O chamado “método Wolbachia” implanta a bactéria com esse nome no organismo do mosquito e “blinda” o mosquito, impedindo que ele seja transmissor dos vírus causadores de doenças. “A gente consegue usar o próprio mosquito para combater a transmissão”, diz Gabriel Sylvestre.

A bactéria Wolbachia foi encontrada por cientistas australianos na famosa “mosca da fruta”, a drosófila. Em 2009, divulgaram um estudo mostrando que, quando o Aedes aegypti é portador da Wolbachia, ele não transmite doenças.

Os pesquisadores produzem em laboratório milhões de mosquitos com Wolbachia e os soltam em regiões afetadas. Há indícios de que, ao se reproduzirem, os mosquitos portadores da bactéria podem ser mais numerosos que aqueles sem Wolbachia e, portanto, causadores de doenças.

“São 10 a 20 semanas de liberação [de mosquitos], uma vez por semana. O número de mosquitos é proporcional ao tamanho da área: a cada 50 metros, soltamos de 100 a 150 mosquitos, por exemplo”, detalha Gabriel Sylvestre.
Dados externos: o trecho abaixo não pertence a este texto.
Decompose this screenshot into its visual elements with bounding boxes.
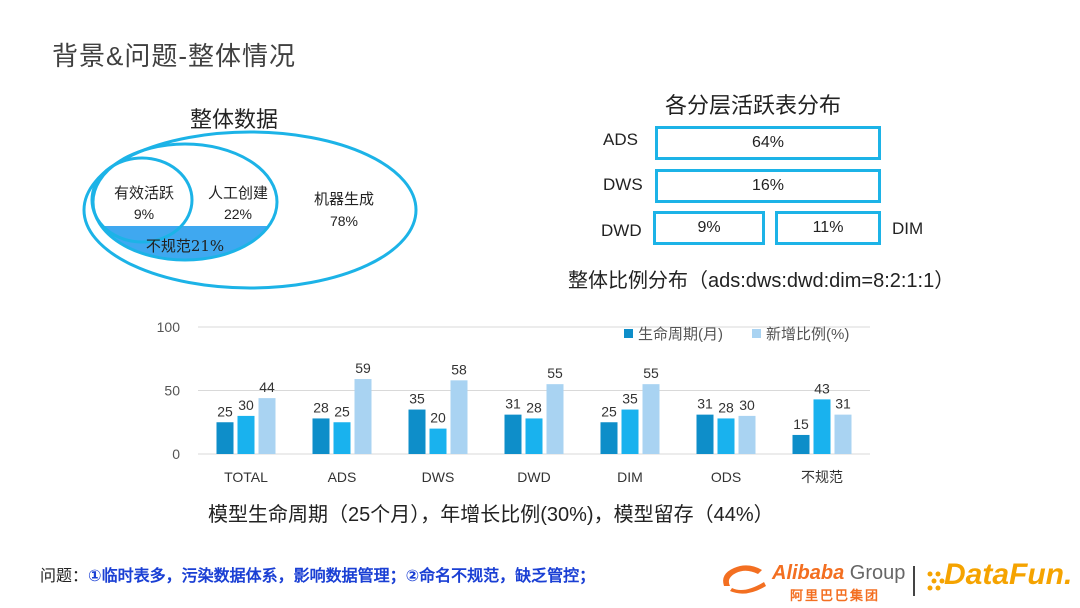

No Rio de Janeiro, o laboratório da Fiocruz produz 3 milhões de ovos de mosquitos e mantém 2 milhões de mosquitos adultos, com a bactéria Wolbachia. “É uma bactéria que já está na natureza em 60% dos insetos. Tudo foi testado e ela não faz mal para outros animais nem para o ser humano”, afirma, notando que o projeto não cria mosquitos geneticamente modificados.

Embora trabalhem em diferentes frentes de combate à espécie exótica mais famosa do Brasil, os pesquisadores tendem a ser unânimes ao afirmar: todas as pesquisas e ações são complementares. Nenhuma iniciativa, sozinha, será capaz de tirar o Aedes aegypti da nossa lista de problemas.